IL CONFLITTO IN CORSO ha portato a quella che l’Onu definisce la più grande crisi umanitaria dei nostri tempi con quasi 100 mila morti civili e con tutte le parti in conflitto che hanno ripetutamente violato i diritti umani e il diritto internazionale umanitario. Grazie al lavoro dei media e delle organizzazioni della società civile è ormai noto da tempo anche il flusso di armamenti che finisce in Yemen, oggetto di azioni legali a livello nazionale (in particolare in Gran Bretagna, Belgio e Italia).

Portare ora attori economici e politici davanti alla Cpi è un nuovo innovativo passo nella ricerca della giustizia. Infatti l’esportazione di armi, anche se autorizzata da licenze governative, non è una transazione commerciale “neutrale” e può portare a gravi conseguenze.

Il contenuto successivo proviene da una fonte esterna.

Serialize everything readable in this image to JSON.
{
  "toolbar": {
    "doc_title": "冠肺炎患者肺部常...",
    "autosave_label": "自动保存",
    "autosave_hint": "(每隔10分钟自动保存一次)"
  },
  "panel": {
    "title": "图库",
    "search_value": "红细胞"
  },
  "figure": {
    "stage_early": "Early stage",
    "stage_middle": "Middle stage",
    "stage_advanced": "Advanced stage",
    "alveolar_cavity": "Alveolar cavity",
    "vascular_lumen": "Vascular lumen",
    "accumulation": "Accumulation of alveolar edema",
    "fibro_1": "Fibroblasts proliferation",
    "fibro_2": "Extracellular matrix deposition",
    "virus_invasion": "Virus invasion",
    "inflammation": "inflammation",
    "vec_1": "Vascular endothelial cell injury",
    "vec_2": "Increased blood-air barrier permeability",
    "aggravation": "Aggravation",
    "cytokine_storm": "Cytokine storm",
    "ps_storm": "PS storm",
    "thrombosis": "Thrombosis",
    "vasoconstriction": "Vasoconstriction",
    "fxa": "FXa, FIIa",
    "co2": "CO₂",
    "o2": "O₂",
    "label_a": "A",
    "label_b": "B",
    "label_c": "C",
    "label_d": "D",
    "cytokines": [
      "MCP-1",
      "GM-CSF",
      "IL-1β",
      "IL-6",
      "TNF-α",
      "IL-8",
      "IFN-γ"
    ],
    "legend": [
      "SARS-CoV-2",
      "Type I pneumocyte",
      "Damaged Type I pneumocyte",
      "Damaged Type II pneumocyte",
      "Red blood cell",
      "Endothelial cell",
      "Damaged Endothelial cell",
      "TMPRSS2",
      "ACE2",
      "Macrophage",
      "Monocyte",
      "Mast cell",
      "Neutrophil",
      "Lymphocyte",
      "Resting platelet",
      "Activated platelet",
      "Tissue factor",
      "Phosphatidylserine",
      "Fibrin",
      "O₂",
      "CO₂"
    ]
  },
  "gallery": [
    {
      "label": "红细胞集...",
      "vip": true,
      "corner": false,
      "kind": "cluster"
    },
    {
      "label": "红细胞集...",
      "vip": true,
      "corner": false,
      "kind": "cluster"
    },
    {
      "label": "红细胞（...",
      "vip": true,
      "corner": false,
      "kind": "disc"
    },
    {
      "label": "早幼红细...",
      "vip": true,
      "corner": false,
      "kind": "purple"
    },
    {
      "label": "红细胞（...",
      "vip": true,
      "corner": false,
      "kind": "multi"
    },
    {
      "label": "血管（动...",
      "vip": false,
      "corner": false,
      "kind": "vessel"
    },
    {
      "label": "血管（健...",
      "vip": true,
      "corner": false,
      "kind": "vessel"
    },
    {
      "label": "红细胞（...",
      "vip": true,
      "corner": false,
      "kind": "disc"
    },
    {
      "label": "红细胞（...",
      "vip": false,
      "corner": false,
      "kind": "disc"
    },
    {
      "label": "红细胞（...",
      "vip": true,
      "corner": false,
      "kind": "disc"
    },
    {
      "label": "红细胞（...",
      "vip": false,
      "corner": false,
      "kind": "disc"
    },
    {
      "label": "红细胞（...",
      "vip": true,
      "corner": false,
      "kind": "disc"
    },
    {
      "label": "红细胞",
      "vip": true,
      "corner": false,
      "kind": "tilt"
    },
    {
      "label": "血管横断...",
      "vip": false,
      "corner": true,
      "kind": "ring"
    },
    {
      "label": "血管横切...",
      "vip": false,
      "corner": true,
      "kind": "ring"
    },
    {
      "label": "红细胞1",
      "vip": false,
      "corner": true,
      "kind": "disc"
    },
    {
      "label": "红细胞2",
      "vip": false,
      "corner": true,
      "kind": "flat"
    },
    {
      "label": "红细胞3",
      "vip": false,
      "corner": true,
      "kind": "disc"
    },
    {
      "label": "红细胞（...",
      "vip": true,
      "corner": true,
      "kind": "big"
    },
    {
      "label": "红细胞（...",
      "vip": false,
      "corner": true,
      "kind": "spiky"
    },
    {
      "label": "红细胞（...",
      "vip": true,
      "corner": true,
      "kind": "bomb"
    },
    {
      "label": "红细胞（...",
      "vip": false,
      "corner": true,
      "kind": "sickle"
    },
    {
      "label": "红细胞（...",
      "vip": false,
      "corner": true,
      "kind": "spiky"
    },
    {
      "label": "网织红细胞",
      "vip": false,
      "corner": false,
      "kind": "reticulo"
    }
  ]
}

E anche in presenza di una incapacità di uno Stato nell’applicare le pertinenti leggi sul controllo delle esportazioni di armi, le aziende produttrici non sono esonerate dalla responsabilità di rispettare i diritti umani e il diritto internazionale umanitario. Perché la concessione di autorizzazione all’export non libera l’azienda dall’obbligo di valutare il rischio che le armi consegnate vengano utilizzate nella commissione di reati internazionali. In pratica ricevendo una licenza, un’azienda non riceve un obbligo: c’è la possibilità di esportare, ma si lascia aperta anche la possibilità di non esportare.

A SEGUITO DELLA COMUNICAZIONE la Corte dovrà valutare se esiste una base ragionevole per procedere a un’indagine sotto la propria giurisdizione. Che è quanto chiedono le organizzazioni della società civile, e ancora di più le vittime del conflitto in Yemen.